Non incontriamo mai più l’italiano, misteriosamente scomparso dopo il processo.

Giriamo in moto su strade deserte e profumate di eucalipto, la pianta che infesta l’isola. I tramonti dietro le statue ci proiettano su un altro pianeta, perché sembra impossibile che sulla Terra le nuvole possano assumere una simile tonalità di rosso. Il realismo se n’è andato ed è rimasta solo la magia.


Oceania

Passeggiando per Pape’ete ho capito cosa intendeva Goethe, quando scrisse che “nessuno cammina impunemente sotto le palme, perché il proprio sguardo interiore si trasforma in un paese dove gli elefanti e le tigri sono di casa”.
A Tahiti imparo a scrutare l’orizzonte per ore, perdendo (investendo?

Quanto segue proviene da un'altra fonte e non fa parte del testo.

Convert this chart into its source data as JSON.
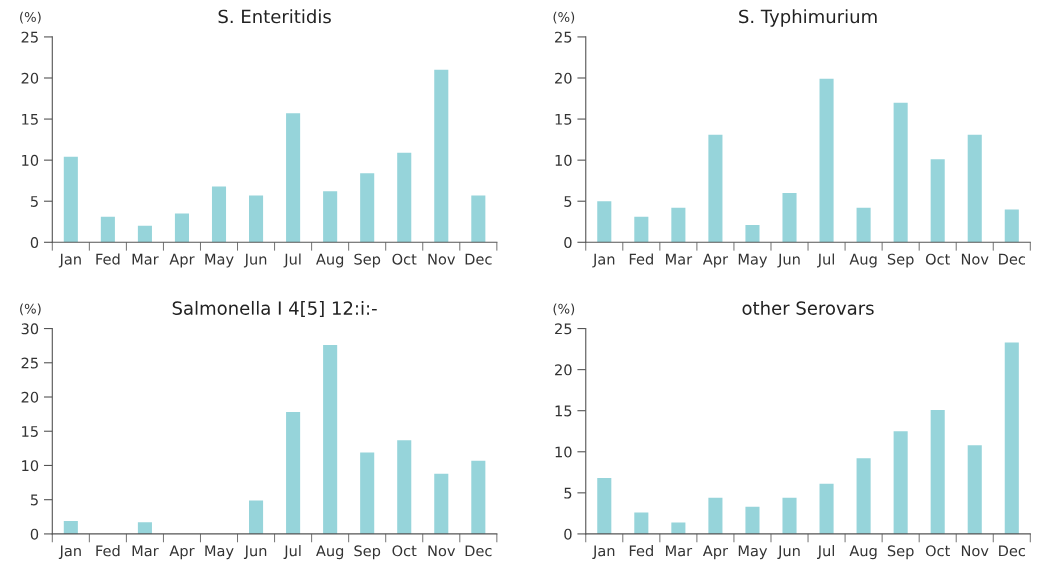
{
  "chart_data": [
    {
      "type": "bar",
      "title": "S. Enteritidis",
      "ylabel": "(%)",
      "categories": [
        "Jan",
        "Fed",
        "Mar",
        "Apr",
        "May",
        "Jun",
        "Jul",
        "Aug",
        "Sep",
        "Oct",
        "Nov",
        "Dec"
      ],
      "values": [
        10.4,
        3.1,
        2.0,
        3.5,
        6.8,
        5.7,
        15.7,
        6.2,
        8.4,
        10.9,
        21.0,
        5.7
      ],
      "color": "#96d4da",
      "ylim": [
        0,
        25
      ],
      "yticks": [
        0,
        5,
        10,
        15,
        20,
        25
      ],
      "grid": false,
      "legend": false
    },
    {
      "type": "bar",
      "title": "S. Typhimurium",
      "ylabel": "(%)",
      "categories": [
        "Jan",
        "Fed",
        "Mar",
        "Apr",
        "May",
        "Jun",
        "Jul",
        "Aug",
        "Sep",
        "Oct",
        "Nov",
        "Dec"
      ],
      "values": [
        5.0,
        3.1,
        4.2,
        13.1,
        2.1,
        6.0,
        19.9,
        4.2,
        17.0,
        10.1,
        13.1,
        4.0
      ],
      "color": "#96d4da",
      "ylim": [
        0,
        25
      ],
      "yticks": [
        0,
        5,
        10,
        15,
        20,
        25
      ],
      "grid": false,
      "legend": false
    },
    {
      "type": "bar",
      "title": "Salmonella I 4[5] 12:i:-",
      "ylabel": "(%)",
      "categories": [
        "Jan",
        "Fed",
        "Mar",
        "Apr",
        "May",
        "Jun",
        "Jul",
        "Aug",
        "Sep",
        "Oct",
        "Nov",
        "Dec"
      ],
      "values": [
        1.9,
        0,
        1.7,
        0,
        0,
        4.9,
        17.8,
        27.6,
        11.9,
        13.7,
        8.8,
        10.7
      ],
      "color": "#96d4da",
      "ylim": [
        0,
        30
      ],
      "yticks": [
        0,
        5,
        10,
        15,
        20,
        25,
        30
      ],
      "grid": false,
      "legend": false
    },
    {
      "type": "bar",
      "title": "other Serovars",
      "ylabel": "(%)",
      "categories": [
        "Jan",
        "Fed",
        "Mar",
        "Apr",
        "May",
        "Jun",
        "Jul",
        "Aug",
        "Sep",
        "Oct",
        "Nov",
        "Dec"
      ],
      "values": [
        6.8,
        2.6,
        1.4,
        4.4,
        3.3,
        4.4,
        6.1,
        9.2,
        12.5,
        15.1,
        10.8,
        23.3
      ],
      "color": "#96d4da",
      "ylim": [
        0,
        25
      ],
      "yticks": [
        0,
        5,
        10,
        15,
        20,
        25
      ],
      "grid": false,
      "legend": false
    }
  ]
}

Guadagnando?) quantità enormi di tempo, come fanno i polinesiani. Camminando sotto le palme apprendo a mangiare il pesce crudo, a riconoscere al primo sguardo i profili delle isole, a non contare su alcun tipo di trasporto pubblico e a non comprare generi alimentari d’importazione; mi sono allenata a camminare per chilometri e a svegliarmi all’alba. Non capisco perché molti viaggiatori si accontentino di una permanenza brevissima a Tahiti: è un’isola magnifica, profumata, ricca di sensualità e mistero.
Il mio compagno e io affondiamo i piedi nella sabbia nera di Pointe Venus, ammiriamo le cascate nella foresta incantata di Faarumai, assistiamo a funzioni religiose nel corso delle quali i tahitiani si vestono di bianco e intonano inni religiosi nella loro lingua; ci sembra di non averne mai abbastanza. Ci spingiamo fino alle selvagge Marchesi, ma è la dolcezza di Tahiti, te nave nave fenua, la terra deliziosa, ad aver plasmato la pittura del mio mito, Paul Gauguin.
Le isole mi insegnano soprattutto a non cercare instancabilmente di riempire i vuoti: se il pomeriggio è troppo lungo dopotutto è meglio così, ci sarà più tempo per contemplare lo scintillio del sole sulla laguna, o per grattarsi pigramente le punture di zanzara, o per chiacchierare con i propri tupapau, gli spiriti dei morti che ci stanno intorno. Se ci si sente soli non è grave, dal momento che si può rimediare facendosi un adorabile bambino. Arrabbiarsi per quello che non funziona (trasporto pubblico, sistema di smaltimento dei rifiuti e conseguenti roghi di materie plastiche, mancanza di prospettive e tristesse des iles che colpisce i giovani degli atolli periferici) è fiu, spossante e improduttivo.
Nel corso di questo lunghissimo viaggio non abbiamo visto elefanti e tigri, anche se nel piccolo tratto della laguna di Fakarava che per qualche giorno è stata casa nostra gli squali facevano merenda tutti i pomeriggi.
Giunti alle Tuamotu non mi aspetto più nessuna rivelazione; capisco solo che pedalare controvento in bicicletta è difficilissimo. Nuotiamo nelle lagune più variopinte del mondo e contempliamo le impronte da testuggine che le ginocchia e i piedini grassi di una bimba lasciano sulla spiaggia.

 

Ho capito che il viaggio è finito, perché non è rimasto nessun vuoto da riempire.